Нёвиллет и сам не был уверен, где заканчивается этот лес. Казалось, он и правда был бесконечным. Кто знает, откуда пришло это создание, с какой стороны и для какой цели, но, возможно, оно куда-то держало путь и не имело в планах задерживаться.


Волк недоверчиво высунул нос из дома, обнюхал местность, хромая, вышел во двор, прошелся возле маленького забора, отделяющего территорию леса от частной земли, и обернулся, смотря на Нёвиллета самым выразительным взглядом из всех, что лекарь когда-либо видел за всю свою жизнь.


«Ты серьёзно думаешь, что мне здесь лучше?» – спрашивали его глаза, и знахарь не мог с ним не согласиться.


Нёвиллет улыбнулся, немного посторонился, пропуская зверя обратно в дом, и решил, что, наверное, так и правда будет намного лучше.
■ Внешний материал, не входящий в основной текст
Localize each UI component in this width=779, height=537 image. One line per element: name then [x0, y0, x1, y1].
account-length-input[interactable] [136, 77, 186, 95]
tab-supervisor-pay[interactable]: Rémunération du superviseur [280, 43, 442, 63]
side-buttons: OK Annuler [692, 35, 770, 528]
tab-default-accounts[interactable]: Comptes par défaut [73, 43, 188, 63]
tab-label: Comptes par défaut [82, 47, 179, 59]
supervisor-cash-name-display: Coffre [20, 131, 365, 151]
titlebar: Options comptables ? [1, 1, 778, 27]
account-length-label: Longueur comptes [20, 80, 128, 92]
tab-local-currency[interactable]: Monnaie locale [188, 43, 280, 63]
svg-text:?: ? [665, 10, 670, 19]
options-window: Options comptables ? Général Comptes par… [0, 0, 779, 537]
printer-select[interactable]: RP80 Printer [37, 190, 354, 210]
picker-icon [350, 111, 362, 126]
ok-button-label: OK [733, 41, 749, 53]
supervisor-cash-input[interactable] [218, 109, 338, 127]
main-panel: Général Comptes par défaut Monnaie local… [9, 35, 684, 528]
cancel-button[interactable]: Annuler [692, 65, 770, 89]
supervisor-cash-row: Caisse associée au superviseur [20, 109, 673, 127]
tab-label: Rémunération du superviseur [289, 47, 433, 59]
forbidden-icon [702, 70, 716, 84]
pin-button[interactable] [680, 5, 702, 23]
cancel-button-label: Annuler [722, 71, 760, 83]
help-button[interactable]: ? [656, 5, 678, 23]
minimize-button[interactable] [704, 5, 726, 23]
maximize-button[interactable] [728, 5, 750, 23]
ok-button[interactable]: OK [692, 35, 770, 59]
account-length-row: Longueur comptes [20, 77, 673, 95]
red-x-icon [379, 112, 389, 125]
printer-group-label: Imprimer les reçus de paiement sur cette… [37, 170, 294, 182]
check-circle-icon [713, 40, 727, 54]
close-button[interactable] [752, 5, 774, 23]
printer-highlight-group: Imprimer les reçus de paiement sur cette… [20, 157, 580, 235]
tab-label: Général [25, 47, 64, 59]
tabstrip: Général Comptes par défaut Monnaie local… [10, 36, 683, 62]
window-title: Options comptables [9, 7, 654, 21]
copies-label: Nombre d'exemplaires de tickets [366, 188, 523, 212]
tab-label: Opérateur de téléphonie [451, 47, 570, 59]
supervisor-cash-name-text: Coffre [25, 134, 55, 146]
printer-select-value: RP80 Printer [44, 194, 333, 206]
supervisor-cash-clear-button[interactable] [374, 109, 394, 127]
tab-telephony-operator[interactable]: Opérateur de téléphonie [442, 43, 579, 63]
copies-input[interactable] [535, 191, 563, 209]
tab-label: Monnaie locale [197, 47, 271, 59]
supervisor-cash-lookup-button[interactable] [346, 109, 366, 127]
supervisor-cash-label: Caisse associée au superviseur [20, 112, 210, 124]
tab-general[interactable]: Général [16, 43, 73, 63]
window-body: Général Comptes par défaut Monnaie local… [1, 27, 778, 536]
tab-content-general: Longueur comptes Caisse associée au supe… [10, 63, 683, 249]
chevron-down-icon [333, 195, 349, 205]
В конце концов, раненное животное не сможет само как следует позаботиться о себе в зиму, а подарков жители деревни носят знахарю достаточно, чтобы прокормить и себя, и огромного, хоть и не самого скромного в выражении своих недовольств, волка.


Страшилки про грозных, злобных адских гончих, у которых пылает дьявольским пламенем шерсть, а из пасти низвергается трупный яд теперь казались очень забавными. Нёвиллет смотрел на лениво разлёгшегося в своей комнате зверя, что едва хмурил нос и изредка мирно посапывал в неудобных позах, и не мог понять, как и дальше стараться принимать детские пугалки за истину. Он не ждал, что вообще когда-либо сможет встретится с мифическим существом, но ещё больше не подозревал, что это мифическое существо окажется таким плюшевым и покорным.


Когда приходили больные на осмотр или перевязку ран, Нёвиллет всегда закрывал дверь, боясь то ли за деревенских, то ли за самого волка, но в любом случае ради всеобщей безопасности. Он не был уверен, кто из них отреагирует острее: суеверный народ, завидев вблизи адского монстра, или проснувшийся от чужих воплей зверь, различивший среди пациентов тех самых охотников, которые его подстрелили в лесу. На вопросы о шуме в соседней комнате знахарь отнекивался по-разному: то замёрзшая птица ударилась об окно, то заплутавшая кошка буянит от голода, а может просто ветер подул и сквозняком растряс все полки с книгами. Благо в деревне вовек не найдётся человека, который бы не поверил любимому лекарю, и пусть с пометкой на то, что лекарь этот был единственный.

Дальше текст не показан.